As I have argued ever since 9/11, there was absolutely no reason to let the Pentagon hijack America’s criminal-justice system in the area of terrorism. Terrorism is a federal criminal offense, not an act of war. That’s, in fact, why many, but certainly not all, terrorism cases are still prosecuted in federal district court. The federal-court prosecutions for the federal criminal offense of terrorism include those of Zacharias Moussaoui (one of the 9/11 terrorist conspirators), Jose Padilla, the Detroit terrorism cases, the Dallas terrorism case, and several more. Some of the accused have been convicted and others have been acquitted.
Thus, it is refreshing to read an op-ed published in the New York Times today entitled, “How to Try a Terrorist,” which contends that terrorism cases rightly belong in federal district court, where the terrorist suspect is accorded all the traditional rights and guarantees accorded criminal defendants.
Significantly, the op-ed is written by a current federal district judge, John C. Coughenour.
“In 2001, I presided over the trial of Ahmed Ressam, the confessed Algerian terrorist, for his role in a plot to bomb Los Angeles International Airport. That experience only strengthened my conviction that American courts, guided by the principles of our Constitution, are fully capable of trying suspected terrorists.”
After the 9/11 attacks, the Pentagon announced that it was establishing a prison camp and an alternative “judicial” system for suspected terrorists in Cuba. Why Cuba? The Pentagon didn’t like the idea of federal judges and criminal-defense attorneys meddling with its “war on terrorism.” In the eyes of Pentagon officials — indeed, in the eyes of many federal officials — the Constitution was nothing more than a piece of paper containing “technicalities” designed to let terrorists go free.
Thus, 9/11 produced two systems for handing terrorists, without even the semblance of a constitutional amendment. One was the traditional federal-court system. The other one was the Pentagon/CIA system that was designed to operate outside the territorial jurisdiction of the United States.
The reason I put “judicial” in quotes when I refer to the Pentagon-CIA system is because their system is actually no “judicial” system at all. Instead, the Pentagon-CIA system makes an absolute mockery of the term “judicial.” There are no speedy trials — detainees have languished in the Gitmo prison for years without a trial. At first, detainees were denied attorneys and even now, attorneys’ relationships with their clients are severely restricted. Detainees are prohibited from filing a petition for a writ of habeas corpus, a right that stretches back to ancient England. Detainees have no protection against cruel and unusual punishments, and therefore are subjected to torture and sex abuse, even without even being convicted of anything. Trial by jury is denied, with detainees being subjected to kangaroo military tribunals that hardly ever meet. Due process of law is non-existent. Proceedings are held in secret. There is no right to bail. Hearsay is permitted. Decisions are sometimes based on politics.
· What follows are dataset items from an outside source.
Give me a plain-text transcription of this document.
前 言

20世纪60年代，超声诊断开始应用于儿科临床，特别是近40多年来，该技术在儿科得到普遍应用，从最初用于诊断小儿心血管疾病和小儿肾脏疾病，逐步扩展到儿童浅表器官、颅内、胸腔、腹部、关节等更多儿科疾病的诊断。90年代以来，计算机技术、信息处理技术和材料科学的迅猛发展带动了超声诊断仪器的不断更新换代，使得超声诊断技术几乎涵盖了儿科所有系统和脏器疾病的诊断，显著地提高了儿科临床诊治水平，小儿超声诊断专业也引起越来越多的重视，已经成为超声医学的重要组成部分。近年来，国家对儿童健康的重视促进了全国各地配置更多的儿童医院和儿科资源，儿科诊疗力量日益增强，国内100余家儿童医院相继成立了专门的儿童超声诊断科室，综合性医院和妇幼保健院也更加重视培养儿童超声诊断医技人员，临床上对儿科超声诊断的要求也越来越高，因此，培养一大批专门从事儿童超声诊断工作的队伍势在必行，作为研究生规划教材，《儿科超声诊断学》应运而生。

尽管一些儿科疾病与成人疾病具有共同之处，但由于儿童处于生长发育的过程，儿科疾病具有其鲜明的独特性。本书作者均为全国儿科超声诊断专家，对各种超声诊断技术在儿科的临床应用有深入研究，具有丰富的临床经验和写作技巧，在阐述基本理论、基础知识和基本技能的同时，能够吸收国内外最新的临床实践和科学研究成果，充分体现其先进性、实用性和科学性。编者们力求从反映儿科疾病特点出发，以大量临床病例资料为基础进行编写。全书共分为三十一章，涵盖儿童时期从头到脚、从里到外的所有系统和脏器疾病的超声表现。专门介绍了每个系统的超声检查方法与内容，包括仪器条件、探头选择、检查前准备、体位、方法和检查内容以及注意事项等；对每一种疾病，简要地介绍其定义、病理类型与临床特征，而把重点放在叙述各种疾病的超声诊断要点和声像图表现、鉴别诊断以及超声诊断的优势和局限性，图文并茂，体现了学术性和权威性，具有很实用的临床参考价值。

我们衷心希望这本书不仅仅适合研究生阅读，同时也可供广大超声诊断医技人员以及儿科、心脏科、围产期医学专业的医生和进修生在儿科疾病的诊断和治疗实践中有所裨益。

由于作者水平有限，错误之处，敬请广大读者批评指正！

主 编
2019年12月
Detainees are held for years and then released, without explanation. Detainees under CIA control have disappeared, without any explanation as to what happened to them.
As Judge Coughenour puts it,
“Consider the fact that of the 598 people initially detained at Guantánamo Bay in 2002, 267 have been released. It is likely that for a number of the former detainees, there was simply no basis for detention. The American ideal of a just legal system is inconsistent with holding ‘suspects’ for years without trial.”
Moreover, despite America’s long-held commitment to what is called “the rule of law,” this dual-track system now permits the government to choose which track to send people on. Some terrorist suspects are lucky — they get the federal-court track. Others are unlucky — they get the Pentagon/CIA track. Since the government now has the discretionary option of choosing which track on which send a suspected terrorist, it would be difficult to find a more perfect example of a violation of the principle of the rule of law than this.
After 9/11, Americans were stampeded into accepting this fundamental reordering of our federal judicial system, without even the semblance of a constitutional amendment. Today, every American should be embarrassed for the shame, disgrace, and damage that these people have done to our nation.
Thank goodness there are still jurists like Judge Coughenour to remind Americans that they have the finest judicial system in the world, a system that is perfectly capable of handling the federal criminal offense of terrorism without compromising the fundamental values and protections that our ancestors fought for and achieved in the Constitution and the Bill of Rights.